Cabe destacar que el gimnasio tiene vestuarios, tanto para hombres como para mujeres. Se trata de un espacio semicubierto de 750 metros cuadrados que albergará a 850 chicos que harán sus actividades deportivas en el lugar. “Inclusive está dotado de iluminación, así que como tiene entrada independiente, se podría utilizar para darle un beneficio al barrio”, comentó Mario Gervasoni.
Durante la presentación del espacio, las autoridades provinciales y municipales hicieron entrega de materiales didácticos y deportivos que podrán ser utilizados por los alumnos de la institución. “El hecho de tener un gimnasio en la escuela es muy productivo, cuando yo era chico recuerdo que debía ir a un club alejado de la escuela para hacer los deportes. Esto representa un beneficio muy importante para la gente de este barrio”, complementó Gervasoni.
Bendición
El gimnasio cubierto, que lleva el nombre de Edelmiro Luis Gasparotto, cuenta con una imagen del presbítero (que fue realizada por Favaretto Forner) en una de sus paredes. “Tener al padre allí es una bendición para todos”, dijeron los docentes de la institución.

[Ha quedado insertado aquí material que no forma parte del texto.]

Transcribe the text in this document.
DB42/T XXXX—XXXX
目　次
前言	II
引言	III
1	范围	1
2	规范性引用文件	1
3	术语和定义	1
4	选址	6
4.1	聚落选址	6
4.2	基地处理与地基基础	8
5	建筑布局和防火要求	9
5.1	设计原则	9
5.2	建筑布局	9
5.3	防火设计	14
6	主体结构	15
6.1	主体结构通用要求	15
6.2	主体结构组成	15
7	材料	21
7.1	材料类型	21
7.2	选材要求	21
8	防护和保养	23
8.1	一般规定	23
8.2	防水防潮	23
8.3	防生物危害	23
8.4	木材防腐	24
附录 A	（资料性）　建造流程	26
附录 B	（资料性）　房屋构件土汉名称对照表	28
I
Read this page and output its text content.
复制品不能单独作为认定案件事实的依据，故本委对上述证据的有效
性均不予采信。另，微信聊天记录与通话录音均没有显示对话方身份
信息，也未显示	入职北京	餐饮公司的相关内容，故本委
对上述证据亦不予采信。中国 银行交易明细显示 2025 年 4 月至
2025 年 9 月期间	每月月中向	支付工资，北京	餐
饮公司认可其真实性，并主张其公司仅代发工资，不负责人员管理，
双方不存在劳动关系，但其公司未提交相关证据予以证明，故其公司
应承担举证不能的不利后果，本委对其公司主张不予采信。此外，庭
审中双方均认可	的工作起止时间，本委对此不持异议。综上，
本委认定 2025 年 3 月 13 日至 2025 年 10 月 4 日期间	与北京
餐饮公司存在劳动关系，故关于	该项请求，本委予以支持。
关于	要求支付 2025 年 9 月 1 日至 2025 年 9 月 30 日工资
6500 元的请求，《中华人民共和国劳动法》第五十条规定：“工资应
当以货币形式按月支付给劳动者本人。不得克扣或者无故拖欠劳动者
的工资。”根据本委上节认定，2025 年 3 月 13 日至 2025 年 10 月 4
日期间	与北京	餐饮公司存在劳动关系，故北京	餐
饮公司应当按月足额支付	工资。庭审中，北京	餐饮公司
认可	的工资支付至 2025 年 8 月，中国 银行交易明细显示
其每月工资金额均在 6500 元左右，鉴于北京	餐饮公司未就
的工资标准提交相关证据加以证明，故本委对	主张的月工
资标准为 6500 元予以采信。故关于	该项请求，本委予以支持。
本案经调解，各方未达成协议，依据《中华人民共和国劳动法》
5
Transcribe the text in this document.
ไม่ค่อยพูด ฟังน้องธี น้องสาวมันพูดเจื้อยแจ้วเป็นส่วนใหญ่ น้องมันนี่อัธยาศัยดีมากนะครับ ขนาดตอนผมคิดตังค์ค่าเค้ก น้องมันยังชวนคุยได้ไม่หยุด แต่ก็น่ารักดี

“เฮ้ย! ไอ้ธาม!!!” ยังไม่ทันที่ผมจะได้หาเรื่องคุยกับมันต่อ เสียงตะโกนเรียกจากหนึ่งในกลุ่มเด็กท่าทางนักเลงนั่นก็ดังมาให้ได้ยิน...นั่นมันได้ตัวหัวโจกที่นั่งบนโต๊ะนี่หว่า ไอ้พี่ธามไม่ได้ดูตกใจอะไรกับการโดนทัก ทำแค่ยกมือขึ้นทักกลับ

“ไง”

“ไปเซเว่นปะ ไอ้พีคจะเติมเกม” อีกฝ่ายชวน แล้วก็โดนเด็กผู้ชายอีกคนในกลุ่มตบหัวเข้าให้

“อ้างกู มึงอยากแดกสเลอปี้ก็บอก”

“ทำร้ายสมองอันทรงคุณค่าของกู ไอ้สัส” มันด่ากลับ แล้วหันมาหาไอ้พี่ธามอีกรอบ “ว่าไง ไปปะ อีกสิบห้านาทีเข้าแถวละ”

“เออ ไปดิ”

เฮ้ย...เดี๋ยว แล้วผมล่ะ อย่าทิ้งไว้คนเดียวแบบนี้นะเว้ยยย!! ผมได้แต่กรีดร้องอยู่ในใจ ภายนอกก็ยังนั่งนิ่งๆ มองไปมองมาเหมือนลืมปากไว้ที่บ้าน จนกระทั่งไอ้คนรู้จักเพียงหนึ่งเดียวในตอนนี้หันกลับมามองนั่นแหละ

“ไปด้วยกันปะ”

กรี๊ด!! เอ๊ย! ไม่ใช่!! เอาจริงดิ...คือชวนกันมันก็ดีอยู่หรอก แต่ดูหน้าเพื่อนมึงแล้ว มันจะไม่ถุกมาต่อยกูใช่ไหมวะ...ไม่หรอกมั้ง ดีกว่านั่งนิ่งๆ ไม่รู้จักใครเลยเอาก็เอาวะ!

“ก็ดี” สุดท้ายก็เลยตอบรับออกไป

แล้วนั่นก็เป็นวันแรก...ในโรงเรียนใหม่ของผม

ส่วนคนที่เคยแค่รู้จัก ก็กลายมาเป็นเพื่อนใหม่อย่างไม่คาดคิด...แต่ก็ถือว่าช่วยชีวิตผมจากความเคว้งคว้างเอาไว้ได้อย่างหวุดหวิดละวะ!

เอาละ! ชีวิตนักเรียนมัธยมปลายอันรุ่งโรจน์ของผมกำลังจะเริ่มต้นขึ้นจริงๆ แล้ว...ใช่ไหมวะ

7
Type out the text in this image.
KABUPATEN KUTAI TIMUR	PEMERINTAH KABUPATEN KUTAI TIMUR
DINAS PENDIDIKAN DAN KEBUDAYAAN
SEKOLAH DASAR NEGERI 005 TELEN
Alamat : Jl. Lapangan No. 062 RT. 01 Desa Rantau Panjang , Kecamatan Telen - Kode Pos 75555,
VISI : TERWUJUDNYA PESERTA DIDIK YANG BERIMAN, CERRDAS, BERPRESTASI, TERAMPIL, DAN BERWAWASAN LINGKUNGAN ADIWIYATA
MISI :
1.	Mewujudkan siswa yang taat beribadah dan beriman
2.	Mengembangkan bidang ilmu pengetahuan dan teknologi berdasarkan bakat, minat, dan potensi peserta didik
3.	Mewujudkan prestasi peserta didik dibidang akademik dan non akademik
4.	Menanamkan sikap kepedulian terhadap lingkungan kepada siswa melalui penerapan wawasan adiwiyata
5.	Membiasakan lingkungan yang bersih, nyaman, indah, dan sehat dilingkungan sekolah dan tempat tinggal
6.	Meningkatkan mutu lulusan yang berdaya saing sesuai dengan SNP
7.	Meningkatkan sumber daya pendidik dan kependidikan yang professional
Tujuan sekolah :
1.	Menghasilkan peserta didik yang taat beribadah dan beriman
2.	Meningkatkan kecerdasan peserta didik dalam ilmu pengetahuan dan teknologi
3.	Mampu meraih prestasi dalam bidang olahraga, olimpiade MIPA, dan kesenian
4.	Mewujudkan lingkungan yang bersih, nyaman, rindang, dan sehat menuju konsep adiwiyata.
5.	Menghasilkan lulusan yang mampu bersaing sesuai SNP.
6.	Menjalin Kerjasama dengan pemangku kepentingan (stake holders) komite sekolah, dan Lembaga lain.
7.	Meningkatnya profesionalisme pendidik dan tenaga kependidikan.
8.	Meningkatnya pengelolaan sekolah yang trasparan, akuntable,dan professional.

Cabe destacar que las obras fueron bendecidas por el sacerdote Axel Arguinchona que en diálogo con el UNO dijo: “Qué lindo es tener sueños y verlos concretos. El padre Gasparotto nos dejó un legado muy grande que fue llenarnos de esperanza. Es un hombre al que siempre le tocó vivir situaciones difíciles dentro de su vocación sacerdotal, en cuanto a que tuvo que trabajar en una zona muy marginada en Santa Fe. Él siempre tuvo mucha paz y fuerza en su espíritu y así logró animar a la comunidad que sigue trabajando para lograr cosas como ésta”.
“Realmente todos los santafesinos debemos estar orgullosos de haber tenido con nosotros, durante mucho tiempo, a un hombre como Gasparotto que nos dejó mucho “, concluyó el presbítero.